Si è già intuito però che il vero nodo cruciale dei prossimi mesi sarà (purtroppo o per fortuna?) un altro. Se la Juventus, il 13 maggio prossimo si laureerà campione d'Italia, avrà o no il diritto di cucirsi sulle proprie maglie la terza stella? Il tema è delicato ma è già imploso ieri quando Giancarlo Abete, presidente della Figc, ha fatto capire che sarà sviluppato nelle prossime settimane: "E' prematuro discuterne ora, vediamo comefinisce la stagione e valuteremo. Però certamente se ne parlerà". Sono bastate queste parole d'apertura per far esplodere il vespaio. E' giusto che se ne parli? Se la Juve prenderà questa via si tratterà di una forzatura oppure di cui buona e giusta?

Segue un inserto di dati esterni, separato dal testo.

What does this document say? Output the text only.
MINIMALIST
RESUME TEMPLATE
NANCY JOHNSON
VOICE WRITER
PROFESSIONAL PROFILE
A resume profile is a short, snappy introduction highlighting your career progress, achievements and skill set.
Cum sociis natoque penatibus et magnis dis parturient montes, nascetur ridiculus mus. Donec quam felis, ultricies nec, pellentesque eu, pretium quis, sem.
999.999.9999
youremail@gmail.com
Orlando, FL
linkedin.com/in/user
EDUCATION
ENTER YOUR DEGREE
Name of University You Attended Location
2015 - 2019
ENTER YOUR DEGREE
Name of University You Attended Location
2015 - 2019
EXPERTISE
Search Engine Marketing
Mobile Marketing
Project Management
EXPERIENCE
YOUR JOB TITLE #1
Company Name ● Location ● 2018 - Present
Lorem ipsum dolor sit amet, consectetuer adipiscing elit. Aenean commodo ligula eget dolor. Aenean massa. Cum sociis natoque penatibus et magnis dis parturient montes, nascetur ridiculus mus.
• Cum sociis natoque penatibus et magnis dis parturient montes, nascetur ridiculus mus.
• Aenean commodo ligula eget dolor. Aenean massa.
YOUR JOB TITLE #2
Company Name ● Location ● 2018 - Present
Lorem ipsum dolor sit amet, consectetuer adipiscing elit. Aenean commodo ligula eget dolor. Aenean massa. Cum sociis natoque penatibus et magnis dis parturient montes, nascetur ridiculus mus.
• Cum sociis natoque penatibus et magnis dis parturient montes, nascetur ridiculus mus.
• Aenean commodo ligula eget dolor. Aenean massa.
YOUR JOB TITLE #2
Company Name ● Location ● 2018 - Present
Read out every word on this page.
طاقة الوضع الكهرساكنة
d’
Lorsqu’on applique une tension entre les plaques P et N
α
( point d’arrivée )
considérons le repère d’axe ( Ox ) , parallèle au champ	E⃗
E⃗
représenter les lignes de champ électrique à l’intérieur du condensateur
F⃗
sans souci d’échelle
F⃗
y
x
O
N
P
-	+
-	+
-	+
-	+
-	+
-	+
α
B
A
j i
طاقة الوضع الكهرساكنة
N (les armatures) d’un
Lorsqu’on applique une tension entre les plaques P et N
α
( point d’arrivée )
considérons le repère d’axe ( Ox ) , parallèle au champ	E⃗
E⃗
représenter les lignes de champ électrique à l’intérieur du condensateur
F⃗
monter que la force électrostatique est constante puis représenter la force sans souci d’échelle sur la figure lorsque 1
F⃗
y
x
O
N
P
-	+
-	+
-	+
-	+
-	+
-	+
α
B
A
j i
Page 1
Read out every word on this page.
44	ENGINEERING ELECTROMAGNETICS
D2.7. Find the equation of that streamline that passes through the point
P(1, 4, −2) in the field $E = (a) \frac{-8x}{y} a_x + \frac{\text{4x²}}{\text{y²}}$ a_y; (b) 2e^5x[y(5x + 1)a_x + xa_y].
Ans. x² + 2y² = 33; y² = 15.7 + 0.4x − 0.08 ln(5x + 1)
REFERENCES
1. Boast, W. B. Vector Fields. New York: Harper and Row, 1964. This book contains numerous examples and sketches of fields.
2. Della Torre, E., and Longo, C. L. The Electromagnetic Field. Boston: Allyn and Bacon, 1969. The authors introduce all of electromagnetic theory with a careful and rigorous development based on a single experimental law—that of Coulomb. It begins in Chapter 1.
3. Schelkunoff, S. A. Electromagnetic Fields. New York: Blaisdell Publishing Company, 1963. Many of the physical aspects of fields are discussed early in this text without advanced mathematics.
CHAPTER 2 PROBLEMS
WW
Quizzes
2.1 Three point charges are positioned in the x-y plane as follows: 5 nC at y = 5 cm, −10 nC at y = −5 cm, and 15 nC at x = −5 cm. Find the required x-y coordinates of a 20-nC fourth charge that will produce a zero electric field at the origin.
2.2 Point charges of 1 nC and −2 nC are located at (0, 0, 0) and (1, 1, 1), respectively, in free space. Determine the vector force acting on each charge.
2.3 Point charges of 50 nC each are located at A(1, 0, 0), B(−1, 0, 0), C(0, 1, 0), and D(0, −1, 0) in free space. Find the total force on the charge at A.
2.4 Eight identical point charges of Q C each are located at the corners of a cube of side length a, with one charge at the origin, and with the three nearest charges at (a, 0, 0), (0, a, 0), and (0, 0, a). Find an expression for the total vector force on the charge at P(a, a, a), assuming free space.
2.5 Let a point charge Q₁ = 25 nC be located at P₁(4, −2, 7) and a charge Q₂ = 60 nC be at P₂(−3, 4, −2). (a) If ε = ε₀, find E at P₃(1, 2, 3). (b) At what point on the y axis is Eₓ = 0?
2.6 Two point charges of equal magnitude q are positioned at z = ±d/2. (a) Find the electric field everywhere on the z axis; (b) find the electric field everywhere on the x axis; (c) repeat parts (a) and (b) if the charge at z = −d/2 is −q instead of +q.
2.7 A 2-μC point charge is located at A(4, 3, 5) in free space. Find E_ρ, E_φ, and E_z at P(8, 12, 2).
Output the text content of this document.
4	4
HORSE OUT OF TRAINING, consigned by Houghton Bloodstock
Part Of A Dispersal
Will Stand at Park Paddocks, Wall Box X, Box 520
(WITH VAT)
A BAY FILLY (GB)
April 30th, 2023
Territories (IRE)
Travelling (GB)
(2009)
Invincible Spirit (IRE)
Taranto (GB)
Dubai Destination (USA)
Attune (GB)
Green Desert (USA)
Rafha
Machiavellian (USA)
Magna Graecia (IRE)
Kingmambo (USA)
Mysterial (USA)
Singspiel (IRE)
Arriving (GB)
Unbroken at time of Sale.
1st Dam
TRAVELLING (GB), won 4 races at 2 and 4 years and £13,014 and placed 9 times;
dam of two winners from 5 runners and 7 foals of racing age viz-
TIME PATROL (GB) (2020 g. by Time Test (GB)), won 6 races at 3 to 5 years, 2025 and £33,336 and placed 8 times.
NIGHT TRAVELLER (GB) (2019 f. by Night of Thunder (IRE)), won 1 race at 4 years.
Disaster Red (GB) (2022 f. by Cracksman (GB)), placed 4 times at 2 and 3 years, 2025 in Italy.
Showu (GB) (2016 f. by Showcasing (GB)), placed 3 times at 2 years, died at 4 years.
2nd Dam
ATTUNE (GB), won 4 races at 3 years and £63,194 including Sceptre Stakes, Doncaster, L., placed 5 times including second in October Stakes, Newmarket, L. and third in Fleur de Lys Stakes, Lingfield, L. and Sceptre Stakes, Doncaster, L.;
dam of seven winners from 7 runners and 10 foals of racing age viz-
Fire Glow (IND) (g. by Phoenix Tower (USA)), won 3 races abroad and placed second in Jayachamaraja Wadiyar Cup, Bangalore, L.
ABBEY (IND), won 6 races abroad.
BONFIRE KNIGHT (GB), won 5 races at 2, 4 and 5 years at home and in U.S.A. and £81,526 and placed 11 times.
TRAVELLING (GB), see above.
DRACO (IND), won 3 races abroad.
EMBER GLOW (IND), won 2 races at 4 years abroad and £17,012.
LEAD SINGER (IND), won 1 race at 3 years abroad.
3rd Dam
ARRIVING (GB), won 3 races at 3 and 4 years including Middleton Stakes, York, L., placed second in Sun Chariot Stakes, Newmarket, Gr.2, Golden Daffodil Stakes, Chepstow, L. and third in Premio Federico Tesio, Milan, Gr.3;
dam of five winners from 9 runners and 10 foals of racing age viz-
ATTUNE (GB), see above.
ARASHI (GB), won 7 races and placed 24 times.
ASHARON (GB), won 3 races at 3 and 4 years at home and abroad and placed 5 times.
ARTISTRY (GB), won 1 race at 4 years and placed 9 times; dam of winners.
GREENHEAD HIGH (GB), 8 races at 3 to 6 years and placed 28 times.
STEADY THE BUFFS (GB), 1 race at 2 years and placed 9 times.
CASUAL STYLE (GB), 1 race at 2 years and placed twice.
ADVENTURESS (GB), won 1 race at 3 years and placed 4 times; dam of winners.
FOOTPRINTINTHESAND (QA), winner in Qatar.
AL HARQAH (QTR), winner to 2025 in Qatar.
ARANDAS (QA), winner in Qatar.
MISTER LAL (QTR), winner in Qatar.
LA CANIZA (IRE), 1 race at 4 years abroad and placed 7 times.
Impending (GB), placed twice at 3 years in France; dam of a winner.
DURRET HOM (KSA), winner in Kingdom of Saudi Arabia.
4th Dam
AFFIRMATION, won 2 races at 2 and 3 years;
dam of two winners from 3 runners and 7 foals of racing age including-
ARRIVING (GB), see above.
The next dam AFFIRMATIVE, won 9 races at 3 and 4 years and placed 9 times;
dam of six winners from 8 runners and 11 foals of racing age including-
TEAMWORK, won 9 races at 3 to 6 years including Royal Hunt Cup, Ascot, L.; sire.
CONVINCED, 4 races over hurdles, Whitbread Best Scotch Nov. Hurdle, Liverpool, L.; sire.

Difficile rispondere anche se le parole del numero due della Federcalcio Demetrio Albertini rilasciate a Panorama un paio di giorni fa sono le più condivisibili: "Se la Juve decidesse di andare avanti con la terza stella sarebbe una forzatura senza valore. Ci sono regolamenti e sentenze della giustizia sportiva che hanno determinato alcune situazioni e anomalie come succede nello sport. Non mi metto a dire chi ha ragione e chi no perché non sono un magistrato però dico che Ben Johnson non ha vinto l'oro olimpico a Seul".
Come ricorda Albertini non va mai dimenticato fino a prova contraria che Luciano Moggi e Antonio Giraudo, gli uomini che per un decennio e oltre sono stati deus ex machina della dirigenza bianconera, sono stati radiati per l'affaire Calciopoli sia dalla Commissione disciplinare Nazionale che dall'Alta Corte Nazionale del Coni (terzo e ultimo grado della giustizia sportiva). Le sentenze da che mondo e mondo si possono condividere o meno però vanno sempre rispettate.
Il punto però è un altro: il calcio per uscire dai suoi problemi e recuperare credibilità a livello nazionale ed europeo ha bisogno di tutto tranne che di veleni. E giusto dividersi e far scattare il solito polverone all'italiana per una questione assolutamente secondaria come la terza stella? Il buon senso direbbe di no.